Henry lowered his wine cup. “You think she will not approve?”
Geoffrey’s mouth twitched. “The empress will counsel you to wed Eleanor as soon as she is free to do so. But I suspect that the mother will find it deplorable that her beloved son must settle for damaged goods.”
He saw Henry’s head come up at that, and held up a hand to stave off his protest. “You do not like that, do you? Well, you’d best get used to hearing it, Harry, for you will be marrying a woman whose honour is frayed around the edges, or so men think.”
“Spiteful gossip and slander,” Henry said scornfully, and Geoffrey shrugged.
“Gossip is still something we all have to live with, lad. If you can ignore it, more power to you. Look, Harry, I am not saying I believe the stories. I told you honestly on the road to Paris that I do not know if the rumors about Eleanor are true. Nor will I lie to you now just because it would be what you want to hear. Eleanor might well be as pure and chaste as the Blessed Lady Mary. Or she may indeed have strayed. But-”

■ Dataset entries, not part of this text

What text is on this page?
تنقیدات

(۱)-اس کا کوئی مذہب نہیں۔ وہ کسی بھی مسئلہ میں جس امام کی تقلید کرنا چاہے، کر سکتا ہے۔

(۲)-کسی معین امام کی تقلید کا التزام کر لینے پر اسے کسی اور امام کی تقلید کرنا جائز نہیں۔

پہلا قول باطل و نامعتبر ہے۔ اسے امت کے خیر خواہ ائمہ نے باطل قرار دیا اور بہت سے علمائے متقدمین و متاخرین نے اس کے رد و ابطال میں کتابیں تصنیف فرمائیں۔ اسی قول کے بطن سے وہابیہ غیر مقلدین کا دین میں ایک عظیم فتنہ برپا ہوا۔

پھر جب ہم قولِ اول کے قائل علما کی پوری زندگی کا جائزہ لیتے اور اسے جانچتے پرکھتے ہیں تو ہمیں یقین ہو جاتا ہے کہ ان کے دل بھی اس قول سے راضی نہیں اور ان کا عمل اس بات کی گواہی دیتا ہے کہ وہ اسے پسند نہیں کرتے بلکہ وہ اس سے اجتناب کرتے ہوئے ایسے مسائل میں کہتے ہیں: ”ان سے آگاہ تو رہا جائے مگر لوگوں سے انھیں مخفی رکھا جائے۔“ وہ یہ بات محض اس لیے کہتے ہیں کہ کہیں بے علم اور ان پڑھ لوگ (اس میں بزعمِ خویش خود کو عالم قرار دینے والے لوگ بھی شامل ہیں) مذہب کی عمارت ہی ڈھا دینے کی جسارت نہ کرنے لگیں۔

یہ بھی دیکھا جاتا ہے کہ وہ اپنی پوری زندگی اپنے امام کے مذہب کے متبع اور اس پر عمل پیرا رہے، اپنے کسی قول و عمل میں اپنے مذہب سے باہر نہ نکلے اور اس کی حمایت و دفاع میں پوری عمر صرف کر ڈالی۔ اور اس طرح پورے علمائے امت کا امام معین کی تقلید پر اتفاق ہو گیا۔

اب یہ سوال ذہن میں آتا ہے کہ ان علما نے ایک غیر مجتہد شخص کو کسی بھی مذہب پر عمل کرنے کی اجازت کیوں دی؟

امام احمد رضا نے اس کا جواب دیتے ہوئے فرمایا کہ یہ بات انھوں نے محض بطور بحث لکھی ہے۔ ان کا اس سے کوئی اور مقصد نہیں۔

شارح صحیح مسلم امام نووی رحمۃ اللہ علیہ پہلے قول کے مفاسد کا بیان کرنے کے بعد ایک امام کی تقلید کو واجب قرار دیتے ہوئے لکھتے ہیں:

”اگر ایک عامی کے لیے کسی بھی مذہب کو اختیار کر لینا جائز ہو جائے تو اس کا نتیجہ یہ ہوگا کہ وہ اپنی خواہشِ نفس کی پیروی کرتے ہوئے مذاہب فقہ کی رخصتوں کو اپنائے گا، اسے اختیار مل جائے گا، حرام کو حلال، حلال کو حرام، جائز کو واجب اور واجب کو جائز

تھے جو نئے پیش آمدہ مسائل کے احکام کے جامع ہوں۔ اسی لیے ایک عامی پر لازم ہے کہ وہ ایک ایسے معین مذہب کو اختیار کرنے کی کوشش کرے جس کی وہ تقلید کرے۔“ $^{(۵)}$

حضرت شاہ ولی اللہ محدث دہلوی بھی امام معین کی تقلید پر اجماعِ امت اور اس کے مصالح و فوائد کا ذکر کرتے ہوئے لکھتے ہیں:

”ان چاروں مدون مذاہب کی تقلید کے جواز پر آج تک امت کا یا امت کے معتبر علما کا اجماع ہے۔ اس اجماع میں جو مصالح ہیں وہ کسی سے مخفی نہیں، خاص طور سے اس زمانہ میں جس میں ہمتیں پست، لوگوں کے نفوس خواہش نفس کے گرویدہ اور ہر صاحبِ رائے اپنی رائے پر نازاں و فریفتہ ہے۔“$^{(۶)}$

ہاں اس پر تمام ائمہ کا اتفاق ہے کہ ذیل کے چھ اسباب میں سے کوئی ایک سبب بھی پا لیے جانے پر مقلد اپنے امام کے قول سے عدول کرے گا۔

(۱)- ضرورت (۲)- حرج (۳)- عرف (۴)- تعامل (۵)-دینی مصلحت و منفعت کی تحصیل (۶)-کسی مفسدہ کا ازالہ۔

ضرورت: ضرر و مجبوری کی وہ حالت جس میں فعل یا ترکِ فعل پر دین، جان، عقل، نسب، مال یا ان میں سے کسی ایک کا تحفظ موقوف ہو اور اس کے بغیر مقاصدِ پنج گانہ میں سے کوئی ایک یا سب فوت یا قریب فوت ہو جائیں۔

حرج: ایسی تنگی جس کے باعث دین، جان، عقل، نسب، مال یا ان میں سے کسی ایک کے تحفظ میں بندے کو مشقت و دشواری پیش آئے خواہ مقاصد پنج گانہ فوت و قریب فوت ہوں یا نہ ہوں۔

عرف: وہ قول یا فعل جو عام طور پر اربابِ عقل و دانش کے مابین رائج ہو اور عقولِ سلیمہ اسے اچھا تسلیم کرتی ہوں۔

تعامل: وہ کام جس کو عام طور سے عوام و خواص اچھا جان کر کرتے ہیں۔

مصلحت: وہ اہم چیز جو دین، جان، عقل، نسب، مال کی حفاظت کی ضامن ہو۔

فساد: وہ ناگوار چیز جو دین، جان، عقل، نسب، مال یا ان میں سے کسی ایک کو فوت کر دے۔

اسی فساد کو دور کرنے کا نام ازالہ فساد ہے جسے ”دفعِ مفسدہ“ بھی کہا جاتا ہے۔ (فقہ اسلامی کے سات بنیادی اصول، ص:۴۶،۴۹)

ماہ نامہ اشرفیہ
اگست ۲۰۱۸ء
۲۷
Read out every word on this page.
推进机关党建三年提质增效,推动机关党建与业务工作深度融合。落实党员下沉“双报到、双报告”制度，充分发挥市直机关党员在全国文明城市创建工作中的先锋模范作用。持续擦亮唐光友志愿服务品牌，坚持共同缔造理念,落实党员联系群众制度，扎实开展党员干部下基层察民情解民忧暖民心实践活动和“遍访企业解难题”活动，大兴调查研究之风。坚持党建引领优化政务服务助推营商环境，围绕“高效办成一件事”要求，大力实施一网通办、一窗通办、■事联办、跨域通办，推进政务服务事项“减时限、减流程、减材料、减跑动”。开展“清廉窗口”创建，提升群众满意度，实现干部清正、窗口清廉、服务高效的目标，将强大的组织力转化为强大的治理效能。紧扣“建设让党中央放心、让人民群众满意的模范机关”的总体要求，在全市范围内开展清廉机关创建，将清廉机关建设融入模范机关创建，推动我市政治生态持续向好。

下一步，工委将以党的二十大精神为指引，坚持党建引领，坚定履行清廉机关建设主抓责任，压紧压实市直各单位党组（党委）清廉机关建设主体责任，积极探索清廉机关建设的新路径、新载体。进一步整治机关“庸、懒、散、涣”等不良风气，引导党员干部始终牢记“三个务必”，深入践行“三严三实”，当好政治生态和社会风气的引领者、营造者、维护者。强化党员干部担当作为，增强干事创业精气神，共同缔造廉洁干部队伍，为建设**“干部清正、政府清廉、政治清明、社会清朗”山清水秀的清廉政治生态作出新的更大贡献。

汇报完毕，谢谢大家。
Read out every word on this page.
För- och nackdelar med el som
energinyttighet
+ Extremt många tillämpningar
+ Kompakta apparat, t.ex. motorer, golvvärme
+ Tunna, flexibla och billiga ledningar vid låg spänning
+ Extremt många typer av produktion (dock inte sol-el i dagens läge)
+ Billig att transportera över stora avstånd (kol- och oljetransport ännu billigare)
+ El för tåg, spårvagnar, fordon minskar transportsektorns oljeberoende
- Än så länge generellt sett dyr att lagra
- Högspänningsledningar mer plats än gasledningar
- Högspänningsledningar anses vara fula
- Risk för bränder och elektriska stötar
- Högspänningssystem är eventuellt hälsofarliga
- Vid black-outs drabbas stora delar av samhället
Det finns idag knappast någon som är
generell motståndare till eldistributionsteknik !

“If she did, Louis gave her cause!”
“I am not arguing with you, lad. You need not defend her to me. But I will give you some advice, and I hope you heed me. Let it lie. Decide now that whatever may or may not have happened in her past is between Eleanor and her confessor, and do not pry. Can you do that?”
“Yes,” Henry said, after a long pause. “But I still say rumors prove nothing. Accusing a woman of wantonness is the easiest way to discredit her, for some of the mud is always sure to stick.”